Sunday, August 28, 2011

"13, rue Therese"


When I saw this book listed in the "new books" section of our library's newsletter last spring, I knew it would be one I would want to read - just by the cover. It finally became available (without being on the wait list - something I seldom do) last week.

Upon reflection, I realize I was expecting something along the lines of The Elegance of the Hedgehog. And while Elena Mauli Shapiro's first novel was not the read Elegance was, I still enjoyed 13, rue Therese.

Shapiro grew up in the 80's and lived at 13, rue Therese. When her upstairs neighbor, Louise Brunet, died and no family claimed her possessions, tenants of the building were allowed to help themselves. Shapiro's mother took a box of mementos - some of them dating back to WWI. The author used photos of the letters, gloves, pressed flowers, coins and post cards found in the box in her novel which added to the realism of a life imagined.

This fictionalized life of Louise is told by Trevor Stratton, an American faculty member of a present day French university. He is allowed to "find" the box in his office by the current owner, Josianne, the secretary in his department. (Each year she leaves the box for a different professor to determine their level of romanticism.) Stratton is fascinated by the mementos and begins piecing together the life of their owner, Madame Louise Brunet. In sharing his findings with Josianne, he realizes she is the one who left the box of artifacts for him to find and a romance buds.

I believe I would have enjoyed this book more if it had been told by Josianne - from a woman's imaginings rather than a man's. Or told simply by the author herself without the complications of too many layers. Otherwise, I really liked the imagined life of a real person known to us only by a little collection of her life.

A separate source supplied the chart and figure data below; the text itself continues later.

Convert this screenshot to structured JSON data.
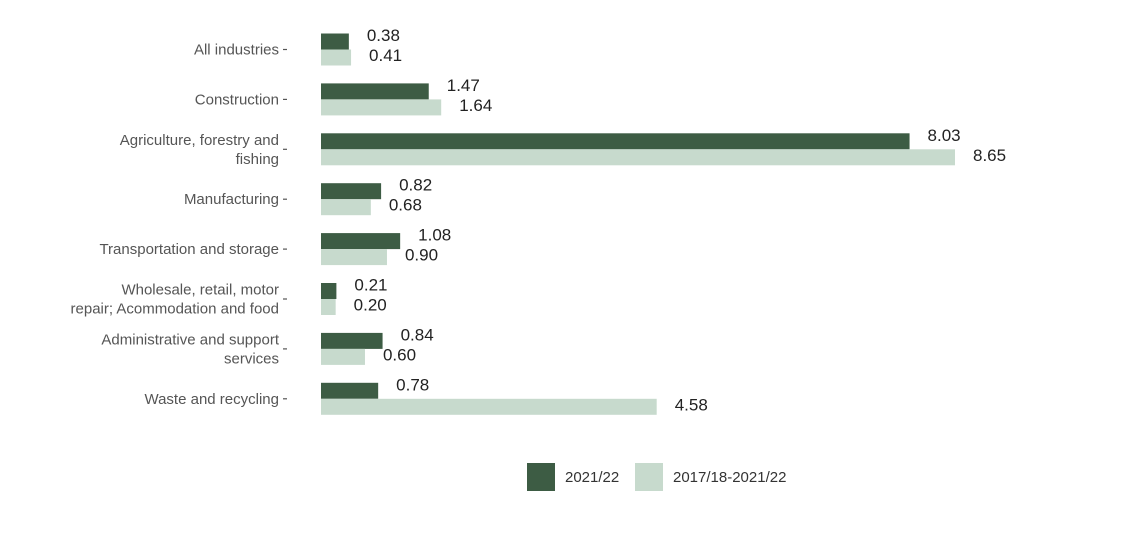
{
  "chart_data": {
    "type": "bar",
    "orientation": "horizontal",
    "categories": [
      [
        "All industries"
      ],
      [
        "Construction"
      ],
      [
        "Agriculture, forestry and",
        "fishing"
      ],
      [
        "Manufacturing"
      ],
      [
        "Transportation and storage"
      ],
      [
        "Wholesale, retail, motor",
        "repair; Acommodation and food"
      ],
      [
        "Administrative and support",
        "services"
      ],
      [
        "Waste and recycling"
      ]
    ],
    "series": [
      {
        "name": "2021/22",
        "color": "#3d5c44",
        "values": [
          0.38,
          1.47,
          8.03,
          0.82,
          1.08,
          0.21,
          0.84,
          0.78
        ],
        "labels": [
          "0.38",
          "1.47",
          "8.03",
          "0.82",
          "1.08",
          "0.21",
          "0.84",
          "0.78"
        ]
      },
      {
        "name": "2017/18-2021/22",
        "color": "#c7dacd",
        "values": [
          0.41,
          1.64,
          8.65,
          0.68,
          0.9,
          0.2,
          0.6,
          4.58
        ],
        "labels": [
          "0.41",
          "1.64",
          "8.65",
          "0.68",
          "0.90",
          "0.20",
          "0.60",
          "4.58"
        ]
      }
    ],
    "xlim": [
      0,
      8.65
    ],
    "grid": false,
    "legend_position": "bottom"
  }
}
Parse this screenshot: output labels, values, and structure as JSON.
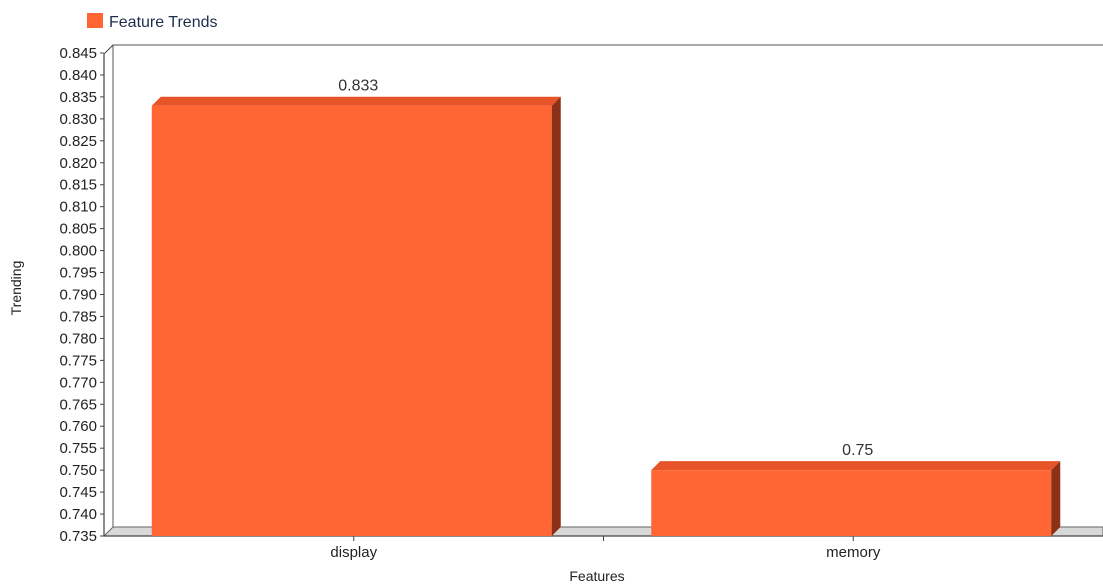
{
  "chart_data": {
    "type": "bar",
    "categories": [
      "display",
      "memory"
    ],
    "series": [
      {
        "name": "Feature Trends",
        "values": [
          0.833,
          0.75
        ],
        "color": "#ff6633"
      }
    ],
    "value_labels": [
      "0.833",
      "0.75"
    ],
    "xlabel": "Features",
    "ylabel": "Trending",
    "ylim": [
      0.735,
      0.845
    ],
    "ytick_step": 0.005,
    "y_ticks": [
      "0.735",
      "0.740",
      "0.745",
      "0.750",
      "0.755",
      "0.760",
      "0.765",
      "0.770",
      "0.775",
      "0.780",
      "0.785",
      "0.790",
      "0.795",
      "0.800",
      "0.805",
      "0.810",
      "0.815",
      "0.820",
      "0.825",
      "0.830",
      "0.835",
      "0.840",
      "0.845"
    ],
    "legend": {
      "position": "top-left",
      "label": "Feature Trends"
    },
    "grid": false,
    "style": "3d",
    "colors": {
      "bar_face": "#ff6633",
      "bar_top": "#e8542a",
      "bar_side": "#8c3117",
      "floor": "#d8d8d8"
    }
  }
}
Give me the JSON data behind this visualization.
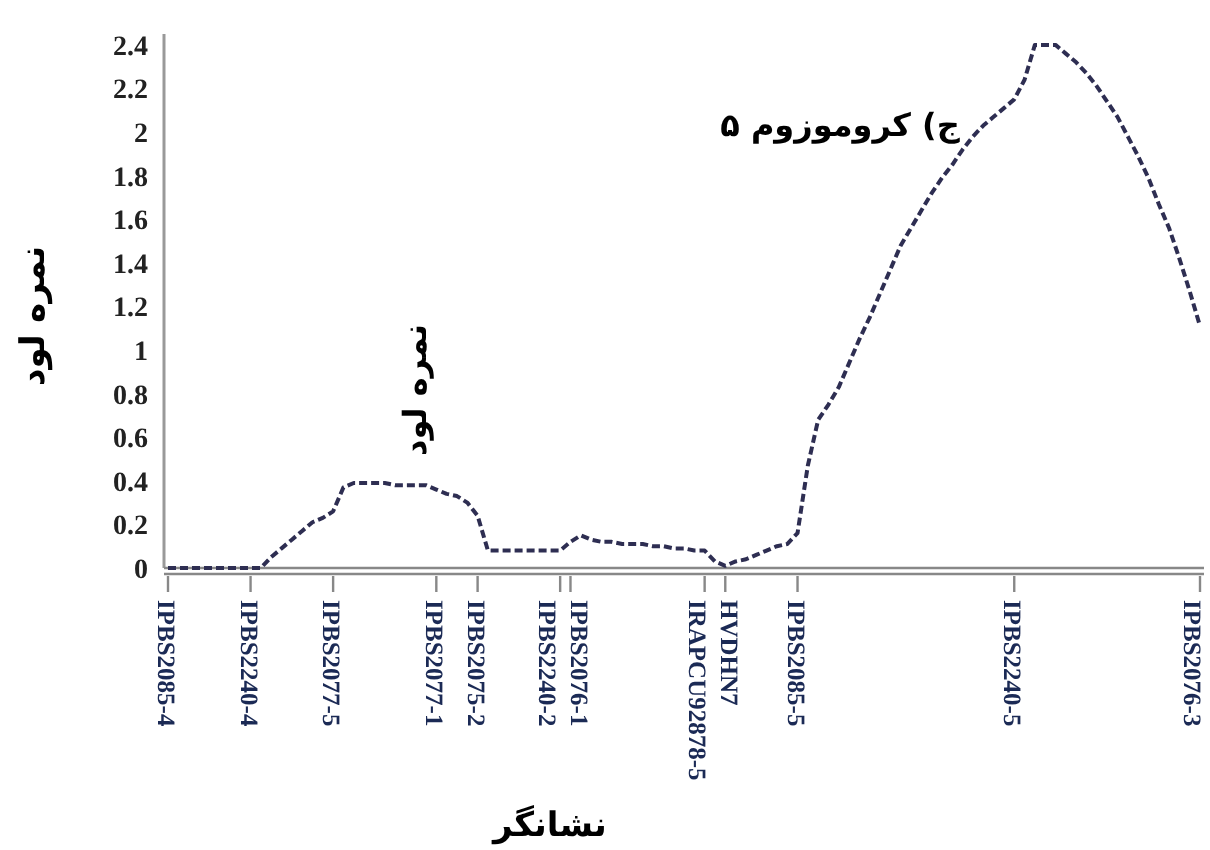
{
  "chart_data": {
    "type": "line",
    "ylabel": "نمره لود",
    "xlabel": "نشانگر",
    "annotations": [
      "ج) کروموزوم ۵",
      "نمره لود"
    ],
    "ylim": [
      0,
      2.45
    ],
    "yticks": [
      0,
      0.2,
      0.4,
      0.6,
      0.8,
      1,
      1.2,
      1.4,
      1.6,
      1.8,
      2,
      2.2,
      2.4
    ],
    "categories": [
      "IPBS2085-4",
      null,
      null,
      null,
      null,
      null,
      null,
      null,
      "IPBS2240-4",
      null,
      null,
      null,
      null,
      null,
      null,
      null,
      "IPBS2077-5",
      null,
      null,
      null,
      null,
      null,
      null,
      null,
      null,
      null,
      "IPBS2077-1",
      null,
      null,
      null,
      "IPBS2075-2",
      null,
      null,
      null,
      null,
      null,
      null,
      null,
      "IPBS2240-2",
      "IPBS2076-1",
      null,
      null,
      null,
      null,
      null,
      null,
      null,
      null,
      null,
      null,
      null,
      null,
      "IRAPCU92878-5",
      null,
      "HVDHN7",
      null,
      null,
      null,
      null,
      null,
      null,
      "IPBS2085-5",
      null,
      null,
      null,
      null,
      null,
      null,
      null,
      null,
      null,
      null,
      null,
      null,
      null,
      null,
      null,
      null,
      null,
      null,
      null,
      null,
      "IPBS2240-5",
      null,
      null,
      null,
      null,
      null,
      null,
      null,
      null,
      null,
      null,
      null,
      null,
      null,
      null,
      null,
      null,
      null,
      "IPBS2076-3"
    ],
    "series": [
      {
        "color": "#2e2e52",
        "line_style": "dashed",
        "values": [
          0,
          0,
          0,
          0,
          0,
          0,
          0,
          0,
          0,
          0,
          0.05,
          0.09,
          0.13,
          0.17,
          0.21,
          0.23,
          0.26,
          0.37,
          0.39,
          0.39,
          0.39,
          0.39,
          0.38,
          0.38,
          0.38,
          0.38,
          0.36,
          0.34,
          0.33,
          0.3,
          0.24,
          0.08,
          0.08,
          0.08,
          0.08,
          0.08,
          0.08,
          0.08,
          0.08,
          0.12,
          0.15,
          0.13,
          0.12,
          0.12,
          0.11,
          0.11,
          0.11,
          0.1,
          0.1,
          0.09,
          0.09,
          0.08,
          0.08,
          0.03,
          0.01,
          0.03,
          0.04,
          0.06,
          0.08,
          0.1,
          0.11,
          0.16,
          0.47,
          0.68,
          0.75,
          0.83,
          0.94,
          1.05,
          1.15,
          1.26,
          1.37,
          1.48,
          1.56,
          1.64,
          1.72,
          1.79,
          1.85,
          1.92,
          1.98,
          2.03,
          2.07,
          2.11,
          2.15,
          2.24,
          2.4,
          2.4,
          2.4,
          2.36,
          2.32,
          2.27,
          2.21,
          2.14,
          2.07,
          1.98,
          1.89,
          1.79,
          1.67,
          1.56,
          1.42,
          1.27,
          1.11
        ]
      }
    ],
    "grid": false
  }
}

Scones and Bones, Laura Childs' Tea Shop Mystery # 12, was available - unusual since the library just obtained it this month - so I enjoyed more of Theodosia Browning's murder mystery solving. As I said in my "Live to Read" blog, I think I enjoy her books more for the information about the different teas than the mysteries. Dominique wasn't here to try any of the recipes from the back of the book, but if she had been, we might have tried making the Easy Chai Tiramisu. Maybe I'll write the recipe down before I take the books back tomorrow.

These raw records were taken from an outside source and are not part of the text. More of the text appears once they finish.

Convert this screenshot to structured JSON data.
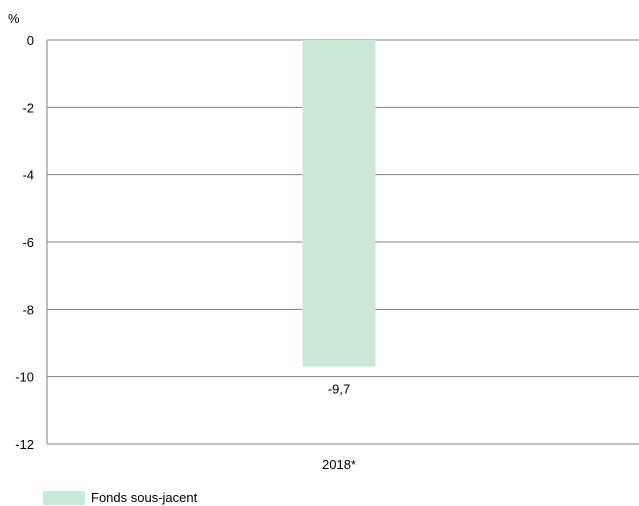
{
  "chart_data": {
    "type": "bar",
    "unit_label": "%",
    "categories": [
      "2018*"
    ],
    "series": [
      {
        "name": "Fonds sous-jacent",
        "values": [
          -9.7
        ],
        "labels": [
          "-9,7"
        ],
        "color": "#c9e8d8"
      }
    ],
    "ylim": [
      -12,
      0
    ],
    "yticks": [
      0,
      -2,
      -4,
      -6,
      -8,
      -10,
      -12
    ],
    "ytick_labels": [
      "0",
      "-2",
      "-4",
      "-6",
      "-8",
      "-10",
      "-12"
    ],
    "grid": true,
    "grid_color": "#808080",
    "legend_position": "bottom-left"
  },
  "legend": {
    "items": [
      {
        "label": "Fonds sous-jacent",
        "color": "#c9e8d8"
      }
    ]
  }
}
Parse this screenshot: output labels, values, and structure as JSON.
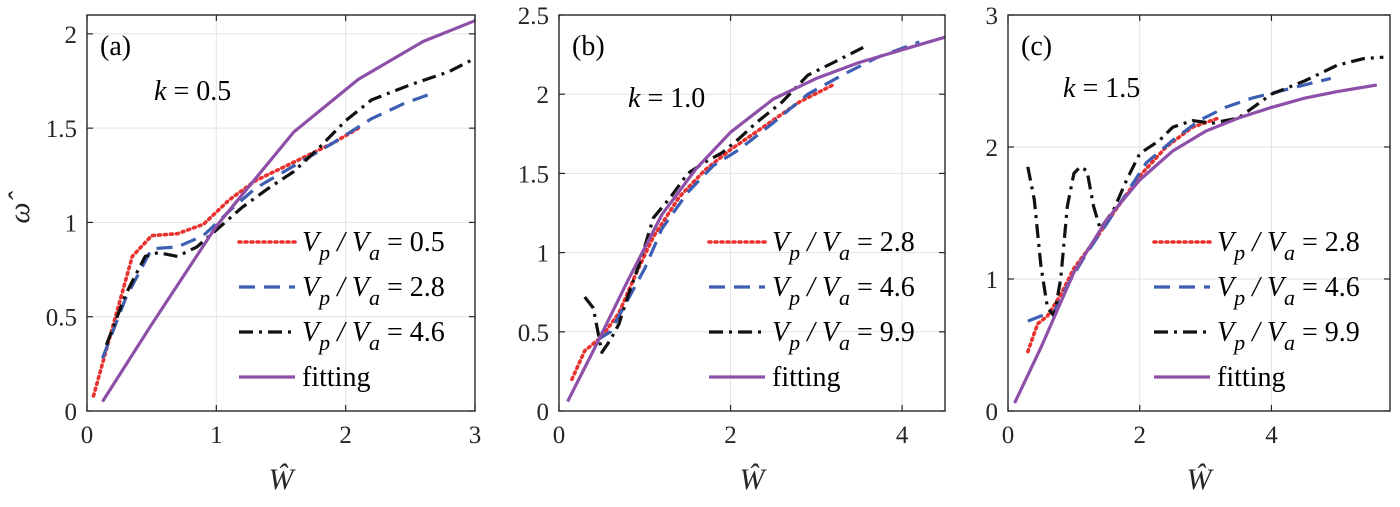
{
  "chart_data": [
    {
      "type": "line",
      "panel_label": "(a)",
      "annotation": "k = 0.5",
      "annotation_var": "k",
      "annotation_rest": " = 0.5",
      "xlabel": "Ŵ",
      "ylabel": "ω̂",
      "xlim": [
        0,
        3
      ],
      "ylim": [
        0,
        2.1
      ],
      "xticks": [
        0,
        1,
        2,
        3
      ],
      "xtick_labels": [
        "0",
        "1",
        "2",
        "3"
      ],
      "yticks": [
        0,
        0.5,
        1,
        1.5,
        2
      ],
      "ytick_labels": [
        "0",
        "0.5",
        "1",
        "1.5",
        "2"
      ],
      "grid": true,
      "legend_position": "bottom-right",
      "series": [
        {
          "name": "Vp / Va = 0.5",
          "legend_lhs": "V",
          "legend_sub1": "p",
          "legend_mid": " / V",
          "legend_sub2": "a",
          "legend_rhs": " = 0.5",
          "style": "dotted",
          "color": "#e8322f",
          "x": [
            0.05,
            0.2,
            0.35,
            0.5,
            0.7,
            0.9,
            1.1,
            1.3,
            1.6,
            1.9,
            2.1
          ],
          "y": [
            0.08,
            0.45,
            0.82,
            0.93,
            0.94,
            0.99,
            1.12,
            1.22,
            1.32,
            1.42,
            1.5
          ]
        },
        {
          "name": "Vp / Va = 2.8",
          "legend_lhs": "V",
          "legend_sub1": "p",
          "legend_mid": " / V",
          "legend_sub2": "a",
          "legend_rhs": " = 2.8",
          "style": "dashed",
          "color": "#3d5fb3",
          "x": [
            0.12,
            0.3,
            0.5,
            0.7,
            0.9,
            1.1,
            1.3,
            1.6,
            1.9,
            2.2,
            2.45,
            2.65
          ],
          "y": [
            0.28,
            0.6,
            0.86,
            0.87,
            0.93,
            1.06,
            1.18,
            1.3,
            1.42,
            1.55,
            1.63,
            1.68
          ]
        },
        {
          "name": "Vp / Va = 4.6",
          "legend_lhs": "V",
          "legend_sub1": "p",
          "legend_mid": " / V",
          "legend_sub2": "a",
          "legend_rhs": " = 4.6",
          "style": "dashdot",
          "color": "#111111",
          "x": [
            0.15,
            0.3,
            0.45,
            0.55,
            0.7,
            0.85,
            1.0,
            1.2,
            1.4,
            1.6,
            1.8,
            2.0,
            2.2,
            2.5,
            2.8,
            3.0
          ],
          "y": [
            0.35,
            0.62,
            0.82,
            0.84,
            0.82,
            0.87,
            0.96,
            1.08,
            1.18,
            1.27,
            1.4,
            1.54,
            1.65,
            1.73,
            1.8,
            1.87
          ]
        },
        {
          "name": "fitting",
          "legend_lhs": "fitting",
          "style": "solid",
          "color": "#8e4fa8",
          "x": [
            0.12,
            0.5,
            1.0,
            1.6,
            2.1,
            2.6,
            3.0
          ],
          "y": [
            0.05,
            0.46,
            0.98,
            1.48,
            1.76,
            1.96,
            2.07
          ]
        }
      ]
    },
    {
      "type": "line",
      "panel_label": "(b)",
      "annotation": "k = 1.0",
      "annotation_var": "k",
      "annotation_rest": " = 1.0",
      "xlabel": "Ŵ",
      "ylabel": "",
      "xlim": [
        0,
        4.5
      ],
      "ylim": [
        0,
        2.5
      ],
      "xticks": [
        0,
        2,
        4
      ],
      "xtick_labels": [
        "0",
        "2",
        "4"
      ],
      "yticks": [
        0,
        0.5,
        1,
        1.5,
        2,
        2.5
      ],
      "ytick_labels": [
        "0",
        "0.5",
        "1",
        "1.5",
        "2",
        "2.5"
      ],
      "grid": true,
      "legend_position": "bottom-right",
      "series": [
        {
          "name": "Vp / Va = 2.8",
          "legend_lhs": "V",
          "legend_sub1": "p",
          "legend_mid": " / V",
          "legend_sub2": "a",
          "legend_rhs": " = 2.8",
          "style": "dotted",
          "color": "#e8322f",
          "x": [
            0.15,
            0.3,
            0.5,
            0.7,
            0.9,
            1.1,
            1.4,
            1.7,
            2.0,
            2.4,
            2.8,
            3.2
          ],
          "y": [
            0.2,
            0.38,
            0.47,
            0.62,
            0.87,
            1.1,
            1.35,
            1.52,
            1.65,
            1.8,
            1.95,
            2.06
          ]
        },
        {
          "name": "Vp / Va = 4.6",
          "legend_lhs": "V",
          "legend_sub1": "p",
          "legend_mid": " / V",
          "legend_sub2": "a",
          "legend_rhs": " = 4.6",
          "style": "dashed",
          "color": "#3d5fb3",
          "x": [
            0.45,
            0.6,
            0.8,
            1.0,
            1.2,
            1.5,
            1.8,
            2.1,
            2.5,
            2.9,
            3.3,
            3.7,
            4.2
          ],
          "y": [
            0.45,
            0.5,
            0.7,
            0.9,
            1.15,
            1.38,
            1.55,
            1.65,
            1.82,
            2.0,
            2.12,
            2.23,
            2.33
          ]
        },
        {
          "name": "Vp / Va = 9.9",
          "legend_lhs": "V",
          "legend_sub1": "p",
          "legend_mid": " / V",
          "legend_sub2": "a",
          "legend_rhs": " = 9.9",
          "style": "dashdot",
          "color": "#111111",
          "x": [
            0.3,
            0.4,
            0.5,
            0.6,
            0.7,
            0.8,
            0.95,
            1.1,
            1.3,
            1.5,
            1.7,
            1.9,
            2.1,
            2.3,
            2.6,
            2.9,
            3.2,
            3.6
          ],
          "y": [
            0.72,
            0.65,
            0.37,
            0.45,
            0.55,
            0.72,
            0.95,
            1.22,
            1.35,
            1.5,
            1.57,
            1.63,
            1.72,
            1.82,
            1.95,
            2.12,
            2.2,
            2.31
          ]
        },
        {
          "name": "fitting",
          "legend_lhs": "fitting",
          "style": "solid",
          "color": "#8e4fa8",
          "x": [
            0.1,
            0.4,
            0.8,
            1.2,
            1.6,
            2.0,
            2.5,
            3.0,
            3.5,
            4.0,
            4.5
          ],
          "y": [
            0.06,
            0.38,
            0.82,
            1.24,
            1.53,
            1.76,
            1.97,
            2.1,
            2.2,
            2.28,
            2.36
          ]
        }
      ]
    },
    {
      "type": "line",
      "panel_label": "(c)",
      "annotation": "k = 1.5",
      "annotation_var": "k",
      "annotation_rest": " = 1.5",
      "xlabel": "Ŵ",
      "ylabel": "",
      "xlim": [
        0,
        5.8
      ],
      "ylim": [
        0,
        3
      ],
      "xticks": [
        0,
        2,
        4
      ],
      "xtick_labels": [
        "0",
        "2",
        "4"
      ],
      "yticks": [
        0,
        1,
        2,
        3
      ],
      "ytick_labels": [
        "0",
        "1",
        "2",
        "3"
      ],
      "grid": true,
      "legend_position": "bottom-right",
      "series": [
        {
          "name": "Vp / Va = 2.8",
          "legend_lhs": "V",
          "legend_sub1": "p",
          "legend_mid": " / V",
          "legend_sub2": "a",
          "legend_rhs": " = 2.8",
          "style": "dotted",
          "color": "#e8322f",
          "x": [
            0.3,
            0.45,
            0.6,
            0.8,
            1.0,
            1.3,
            1.6,
            2.0,
            2.4,
            2.8,
            3.2
          ],
          "y": [
            0.45,
            0.66,
            0.72,
            0.88,
            1.08,
            1.28,
            1.5,
            1.78,
            2.0,
            2.15,
            2.22
          ]
        },
        {
          "name": "Vp / Va = 4.6",
          "legend_lhs": "V",
          "legend_sub1": "p",
          "legend_mid": " / V",
          "legend_sub2": "a",
          "legend_rhs": " = 4.6",
          "style": "dashed",
          "color": "#3d5fb3",
          "x": [
            0.3,
            0.5,
            0.7,
            0.9,
            1.2,
            1.5,
            1.8,
            2.1,
            2.5,
            2.9,
            3.3,
            3.7,
            4.1,
            4.5,
            4.9
          ],
          "y": [
            0.68,
            0.72,
            0.75,
            0.95,
            1.2,
            1.42,
            1.65,
            1.88,
            2.05,
            2.2,
            2.3,
            2.37,
            2.42,
            2.47,
            2.52
          ]
        },
        {
          "name": "Vp / Va = 9.9",
          "legend_lhs": "V",
          "legend_sub1": "p",
          "legend_mid": " / V",
          "legend_sub2": "a",
          "legend_rhs": " = 9.9",
          "style": "dashdot",
          "color": "#111111",
          "x": [
            0.3,
            0.4,
            0.5,
            0.6,
            0.7,
            0.8,
            0.9,
            1.0,
            1.1,
            1.2,
            1.3,
            1.4,
            1.6,
            1.8,
            2.0,
            2.3,
            2.5,
            2.8,
            3.1,
            3.5,
            4.0,
            4.5,
            5.0,
            5.4,
            5.7
          ],
          "y": [
            1.85,
            1.6,
            1.1,
            0.78,
            0.72,
            1.0,
            1.55,
            1.8,
            1.85,
            1.82,
            1.55,
            1.38,
            1.52,
            1.75,
            1.95,
            2.05,
            2.15,
            2.2,
            2.18,
            2.22,
            2.4,
            2.5,
            2.62,
            2.67,
            2.68
          ]
        },
        {
          "name": "fitting",
          "legend_lhs": "fitting",
          "style": "solid",
          "color": "#8e4fa8",
          "x": [
            0.1,
            0.5,
            1.0,
            1.5,
            2.0,
            2.5,
            3.0,
            3.5,
            4.0,
            4.5,
            5.0,
            5.6
          ],
          "y": [
            0.06,
            0.48,
            1.05,
            1.45,
            1.75,
            1.97,
            2.12,
            2.22,
            2.3,
            2.37,
            2.42,
            2.47
          ]
        }
      ]
    }
  ]
}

The Water's Lovely by Ruth Rendell is one of her stand alone books. I did not find this novel as suspenseful as most of the ones by her that I've read. The main characters are sisters who share a murderous secret - one that is never talked about, but which figures prominently in their lives as they each search for love. It's not a book about romance. It's not one of Rendell's usual psychological thrillers, but it is still worth reading for her intertwining characters and subplots.


One of the blurbs I read about my new fave author, Brian Freeman, compared him to Daniel Silva, an author I haven't read before, so I decided to try one of Silva's many novels. I chose The Marching Season only because of the subject matter - Northern Ireland's ongoing religious and political conflict. (See my July 12, 2010 blog.)

There was a time in my life when I loved the James Bond and Jason Bourne books. The counter-espionage culture was exciting. I was more attuned to what was going on in the political world. Now, I find, I'm less interested in the world stage. Perhaps that is why I found this thriller less than thrilling - too many assassinations for this old reader.